A European system of universities devoted to the pursuit of truth – something a few notches higher than GCSE?

How about the Elizabethan Settlement which set up a system of political toleration of which their teachers are walking examples of denial? Had they heard about the Civil War of the 17th Century, the beheading of our monarch in 1649 and the setting up of a politically-correct tyranny under Oliver Cromwell? Nope.

Had their wonderful masters taught them that the industrial revolution was not, on the whole, a bad thing and that it greatly increased the wealth and prosperity of most English people – many of whom had been suffering near starvation in the countryside?

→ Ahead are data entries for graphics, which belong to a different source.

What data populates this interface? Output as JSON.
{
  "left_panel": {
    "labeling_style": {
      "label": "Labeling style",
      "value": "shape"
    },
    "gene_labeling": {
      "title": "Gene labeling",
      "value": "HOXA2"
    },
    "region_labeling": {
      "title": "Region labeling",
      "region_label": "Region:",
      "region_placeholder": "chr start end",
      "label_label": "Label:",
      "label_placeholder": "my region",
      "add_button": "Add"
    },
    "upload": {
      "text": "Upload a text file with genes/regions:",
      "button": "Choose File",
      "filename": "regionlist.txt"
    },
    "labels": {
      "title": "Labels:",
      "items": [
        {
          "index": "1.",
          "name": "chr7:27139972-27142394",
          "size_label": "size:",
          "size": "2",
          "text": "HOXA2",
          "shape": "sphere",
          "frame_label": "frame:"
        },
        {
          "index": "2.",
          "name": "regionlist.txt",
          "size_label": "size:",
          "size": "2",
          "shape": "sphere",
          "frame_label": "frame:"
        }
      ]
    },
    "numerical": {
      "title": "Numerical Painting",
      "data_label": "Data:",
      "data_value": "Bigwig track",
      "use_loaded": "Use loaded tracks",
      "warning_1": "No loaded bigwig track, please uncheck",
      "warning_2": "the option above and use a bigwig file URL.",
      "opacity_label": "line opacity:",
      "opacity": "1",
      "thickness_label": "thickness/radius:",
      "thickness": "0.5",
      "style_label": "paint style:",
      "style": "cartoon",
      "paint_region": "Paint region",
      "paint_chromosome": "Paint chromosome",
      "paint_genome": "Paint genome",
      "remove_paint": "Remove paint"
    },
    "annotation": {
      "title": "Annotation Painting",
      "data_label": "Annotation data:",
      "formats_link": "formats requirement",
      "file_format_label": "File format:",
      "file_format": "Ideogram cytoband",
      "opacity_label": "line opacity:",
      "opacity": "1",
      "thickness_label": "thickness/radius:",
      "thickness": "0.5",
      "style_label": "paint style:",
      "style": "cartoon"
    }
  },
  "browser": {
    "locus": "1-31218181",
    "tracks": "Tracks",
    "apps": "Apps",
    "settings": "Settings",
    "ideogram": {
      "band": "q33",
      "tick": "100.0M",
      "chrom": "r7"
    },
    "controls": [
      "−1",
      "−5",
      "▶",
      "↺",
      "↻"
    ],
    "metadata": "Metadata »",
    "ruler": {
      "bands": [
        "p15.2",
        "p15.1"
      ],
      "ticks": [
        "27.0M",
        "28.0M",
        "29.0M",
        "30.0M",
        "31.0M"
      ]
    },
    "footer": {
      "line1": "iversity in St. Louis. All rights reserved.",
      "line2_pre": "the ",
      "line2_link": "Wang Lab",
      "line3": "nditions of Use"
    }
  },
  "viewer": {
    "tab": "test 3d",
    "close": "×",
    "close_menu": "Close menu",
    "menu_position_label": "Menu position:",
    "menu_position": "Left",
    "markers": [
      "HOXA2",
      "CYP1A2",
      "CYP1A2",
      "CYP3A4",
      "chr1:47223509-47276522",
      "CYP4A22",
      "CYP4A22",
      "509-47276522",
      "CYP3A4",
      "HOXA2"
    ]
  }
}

Did they know, for example, that contrary to the obscene caricatures of the opening ceremony of the Olympic Games – of recent memory – that when William Blake referred to “dark satanic mills,” he was not talking about chimneys in Lancashire, but the secularising prejudice of new universities?

So what’s the relevance of all this old stuff?

I came back to that beloved topic of the modern comprehensive: Adolf Hitler. Did they know that almost all the politicians of the 1930s believed they could trust him and work with him? And so it was their policy of appeasement which led to the Second World War? “No, Sir,” replied my young friends.

“But we did learn that John F Kennedy was a great guy. And so is Obama.”

“Oh yeah?” I said – so we went for a coffee.